La vente aux enchères est créée en 1859 par la direction des Hospices pour maximiser les revenus tirés du domaine et financer l’hôpital. Elle se tient chaque troisième dimanche de novembre, en clôture des Trois Glorieuses de Bourgogne : le samedi, le Chapitre de la Confrerie des Chevaliers du Tastevin au Clos de Vougeot ; le dimanche, la vente des Hospices ; le lundi, la Paulée de Meursault.
Chiffres et évolution
La vente est devenue la plus importante vente caritative de vins au monde. Le chiffre d’affaires a connu une croissance spectaculaire, culminant à 28,91 M euros en 2022 (record absolu). Depuis 2005, les enchères sont confiées à un commissaire-priseur international et les pièces peuvent être achetées individuellement. Le système de la “vente à la chandelle” ne subsiste plus que pour la Pièce des Présidents, un lot caritatif vendu chaque année à un prix rare (360 000 euros en 2024).

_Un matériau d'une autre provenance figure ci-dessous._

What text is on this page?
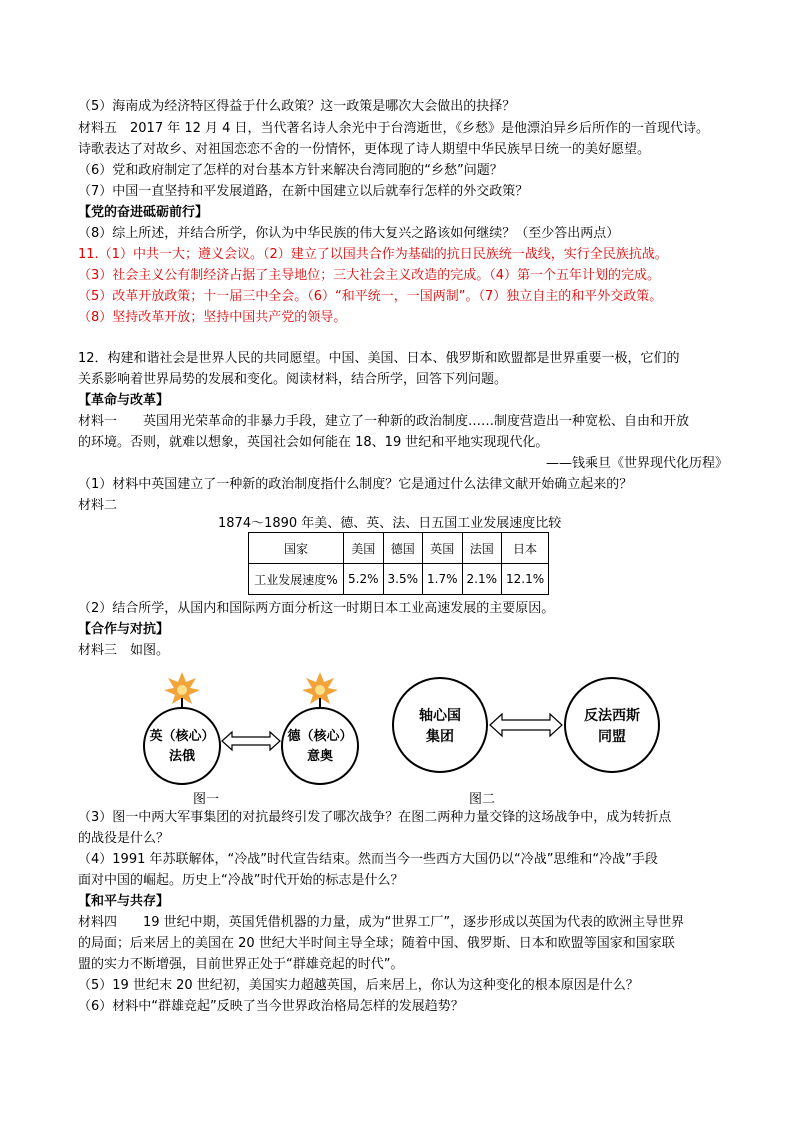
（5）海南成为经济特区得益于什么政策？这一政策是哪次大会做出的抉择？
材料五　2017 年 12 月 4 日，当代著名诗人余光中于台湾逝世，《乡愁》是他漂泊异乡后所作的一首现代诗。
诗歌表达了对故乡、对祖国恋恋不舍的一份情怀，更体现了诗人期望中华民族早日统一的美好愿望。
（6）党和政府制定了怎样的对台基本方针来解决台湾同胞的“乡愁”问题？
（7）中国一直坚持和平发展道路，在新中国建立以后就奉行怎样的外交政策？
【党的奋进砥砺前行】
（8）综上所述，并结合所学，你认为中华民族的伟大复兴之路该如何继续？（至少答出两点）
11.（1）中共一大；遵义会议。（2）建立了以国共合作为基础的抗日民族统一战线，实行全民族抗战。
（3）社会主义公有制经济占据了主导地位；三大社会主义改造的完成。（4）第一个五年计划的完成。
（5）改革开放政策；十一届三中全会。（6）“和平统一，一国两制”。（7）独立自主的和平外交政策。
（8）坚持改革开放；坚持中国共产党的领导。
12．构建和谐社会是世界人民的共同愿望。中国、美国、日本、俄罗斯和欧盟都是世界重要一极，它们的
关系影响着世界局势的发展和变化。阅读材料，结合所学，回答下列问题。
【革命与改革】
材料一　　英国用光荣革命的非暴力手段，建立了一种新的政治制度……制度营造出一种宽松、自由和开放
的环境。否则，就难以想象，英国社会如何能在 18、19 世纪和平地实现现代化。
——钱乘旦《世界现代化历程》
（1）材料中英国建立了一种新的政治制度指什么制度？它是通过什么法律文献开始确立起来的？
材料二
1874～1890 年美、德、英、法、日五国工业发展速度比较
国家	美国	德国	英国	法国	日本
工业发展速度%	5.2%	3.5%	1.7%	2.1%	12.1%
（2）结合所学，从国内和国际两方面分析这一时期日本工业高速发展的主要原因。
【合作与对抗】
材料三　如图。
英（核心）
法俄
德（核心）
意奥
图一
轴心国
集团
反法西斯
同盟
图二
（3）图一中两大军事集团的对抗最终引发了哪次战争？在图二两种力量交锋的这场战争中，成为转折点
的战役是什么？
（4）1991 年苏联解体，“冷战”时代宣告结束。然而当今一些西方大国仍以“冷战”思维和“冷战”手段
面对中国的崛起。历史上“冷战”时代开始的标志是什么？
【和平与共存】
材料四　　19 世纪中期，英国凭借机器的力量，成为“世界工厂”，逐步形成以英国为代表的欧洲主导世界
的局面；后来居上的美国在 20 世纪大半时间主导全球；随着中国、俄罗斯、日本和欧盟等国家和国家联
盟的实力不断增强，目前世界正处于“群雄竞起的时代”。
（5）19 世纪末 20 世纪初，美国实力超越英国，后来居上，你认为这种变化的根本原因是什么？
（6）材料中“群雄竞起”反映了当今世界政治格局怎样的发展趋势？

Depuis 2009, les particuliers peuvent enchérir en ligne depuis une bouteille unique. Le domaine poursuit sa conversion à l’agriculture biologique.

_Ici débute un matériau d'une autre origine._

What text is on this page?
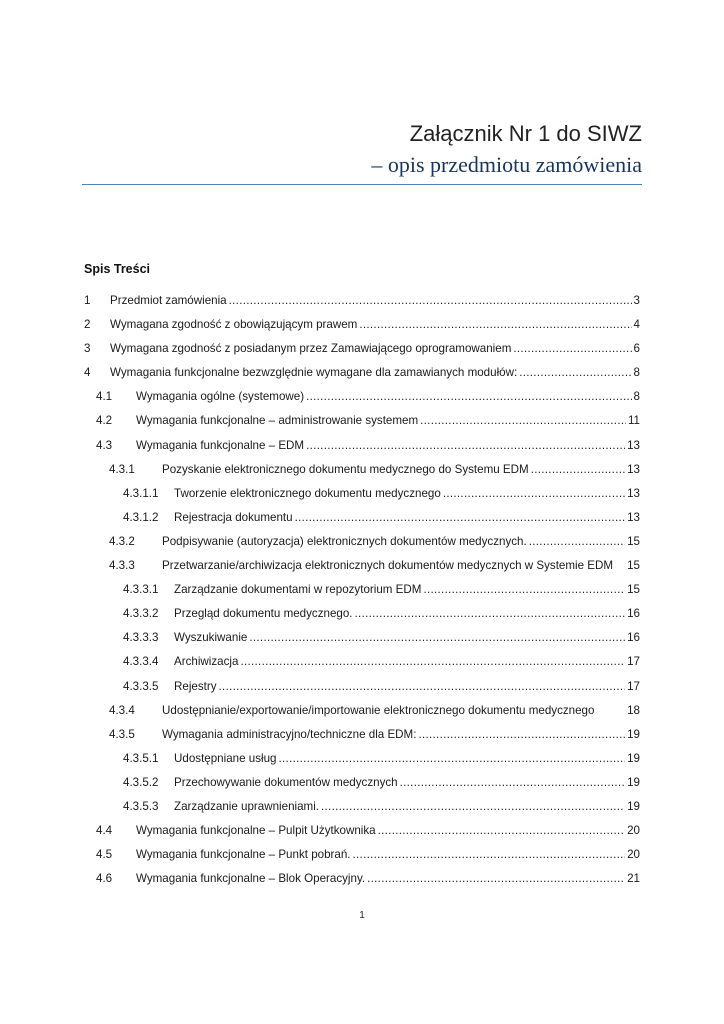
Załącznik Nr 1 do SIWZ
– opis przedmiotu zamówienia
Spis Treści
1	Przedmiot zamówienia .....	3
2	Wymagana zgodność z obowiązującym prawem .....	4
3	Wymagana zgodność z posiadanym przez Zamawiającego oprogramowaniem .....	6
4	Wymagania funkcjonalne bezwzględnie wymagane dla zamawianych modułów: .....	8
4.1	Wymagania ogólne (systemowe) .....	8
4.2	Wymagania funkcjonalne – administrowanie systemem .....	11
4.3	Wymagania funkcjonalne – EDM .....	13
4.3.1	Pozyskanie elektronicznego dokumentu medycznego do Systemu EDM .....	13
4.3.1.1	Tworzenie elektronicznego dokumentu medycznego .....	13
4.3.1.2	Rejestracja dokumentu .....	13
4.3.2	Podpisywanie (autoryzacja) elektronicznych dokumentów medycznych. .....	15
4.3.3	Przetwarzanie/archiwizacja elektronicznych dokumentów medycznych w Systemie EDM 15
4.3.3.1	Zarządzanie dokumentami w repozytorium EDM .....	15
4.3.3.2	Przegląd dokumentu medycznego. .....	16
4.3.3.3	Wyszukiwanie .....	16
4.3.3.4	Archiwizacja .....	17
4.3.3.5	Rejestry .....	17
4.3.4	Udostępnianie/exportowanie/importowanie elektronicznego dokumentu medycznego	18
4.3.5	Wymagania administracyjno/techniczne dla EDM: .....	19
4.3.5.1	Udostępniane usług .....	19
4.3.5.2	Przechowywanie dokumentów medycznych .....	19
4.3.5.3	Zarządzanie uprawnieniami. .....	19
4.4	Wymagania funkcjonalne – Pulpit Użytkownika .....	20
4.5	Wymagania funkcjonalne – Punkt pobrań. .....	20
4.6	Wymagania funkcjonalne – Blok Operacyjny. .....	21
1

Visiter l’Hôtel-Dieu aujourd’hui
La salle des Povres et le parcours de visite
Le parcours libre “Sur les pas des fondateurs” débute par la salle des Povres, le cœur historique de l’Hôtel-Dieu. Cette immense salle de 50 mètres sur 14 conserve sa charpente en carène de navire renversée, ses tentures d’époque et ses lits à baldaquin (les “quilles”) où couchaient les malades, parfois plusieurs par lit. La visite se poursuit par l’apothicairerie, riche de centaines de pots en faïence et de boiseries du XVIIIe siècle, la cuisine avec ses cheminées monumentales et la chapelle où est exposé le polyptyque de van der Weyden.

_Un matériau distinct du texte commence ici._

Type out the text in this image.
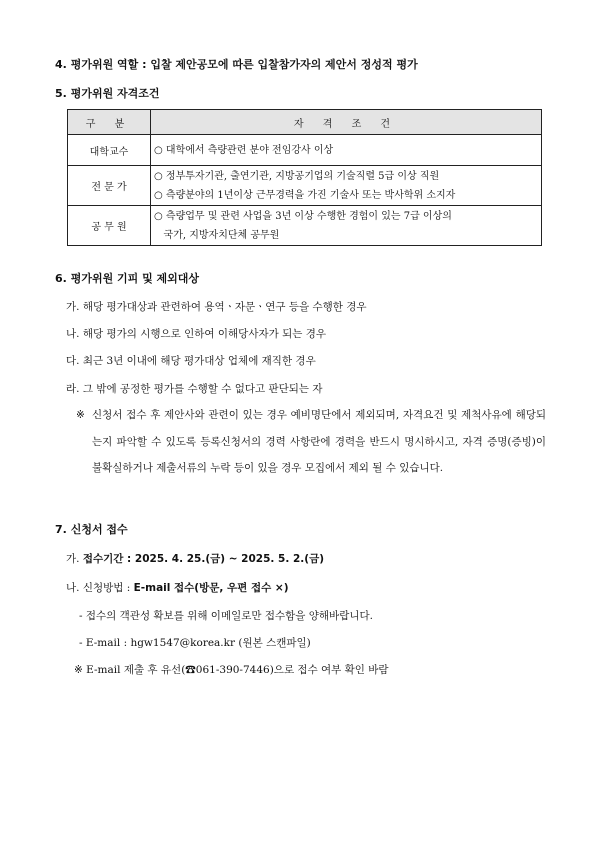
4. 평가위원 역할 : 입찰 제안공모에 따른 입찰참가자의 제안서 정성적 평가
5. 평가위원 자격조건
구 분	자 격 조 건
대학교수	○ 대학에서 측량관련 분야 전임강사 이상

전 문 가	○ 정부투자기관, 출연기관, 지방공기업의 기술직렬 5급 이상 직원
○ 측량분야의 1년이상 근무경력을 가진 기술사 또는 박사학위 소지자

공 무 원	○ 측량업무 및 관련 사업을 3년 이상 수행한 경험이 있는 7급 이상의
국가, 지방자치단체 공무원
6. 평가위원 기피 및 제외대상
가. 해당 평가대상과 관련하여 용역ㆍ자문ㆍ연구 등을 수행한 경우
나. 해당 평가의 시행으로 인하여 이해당사자가 되는 경우
다. 최근 3년 이내에 해당 평가대상 업체에 재직한 경우
라. 그 밖에 공정한 평가를 수행할 수 없다고 판단되는 자
※ 신청서 접수 후 제안사와 관련이 있는 경우 예비명단에서 제외되며, 자격요건 및 제척사유에 해당되는지 파악할 수 있도록 등록신청서의 경력 사항란에 경력을 반드시 명시하시고, 자격 증명(증빙)이 불확실하거나 제출서류의 누락 등이 있을 경우 모집에서 제외 될 수 있습니다.
7. 신청서 접수
가. 접수기간 : 2025. 4. 25.(금) ~ 2025. 5. 2.(금)
나. 신청방법 : E-mail 접수(방문, 우편 접수 ×)
- 접수의 객관성 확보를 위해 이메일로만 접수함을 양해바랍니다.
- E-mail : hgw1547@korea.kr (원본 스캔파일)
※ E-mail 제출 후 유선(☎061-390-7446)으로 접수 여부 확인 바람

Une visite insolite permet d’accéder à des zones habituellement fermées au public : la galerie haute de la cour d’honneur, la Chambre du Roi, l’ancien cuvier et le bastion médiéval.
Horaires et tarifs 2026
| Période | Horaires |
|---|---|
| 1er avril au 15 novembre | 9h00 à 19h30 (en continu) |
| 16 novembre au 31 mars | 9h00 à 12h30 et 14h00 à 18h30 |
Fermeture : 1er janvier et 25 décembre (ouverture uniquement l’après-midi de 14h à 18h30). Dernière entrée : 1 heure avant la fermeture.
Tarifs 2026 : plein tarif 12,50 euros (audioguide inclus), tarif réduit 9,50 euros (étudiants de moins de 26 ans, familles nombreuses, demandeurs d’emploi), tarif jeune (6-17 ans) 6,25 euros, gratuit pour les moins de 6 ans. La visite insolite fait l’objet d’une tarification spécifique.
Questions fréquentes
Quel est le meilleur moment pour visiter l'Hôtel-Dieu ?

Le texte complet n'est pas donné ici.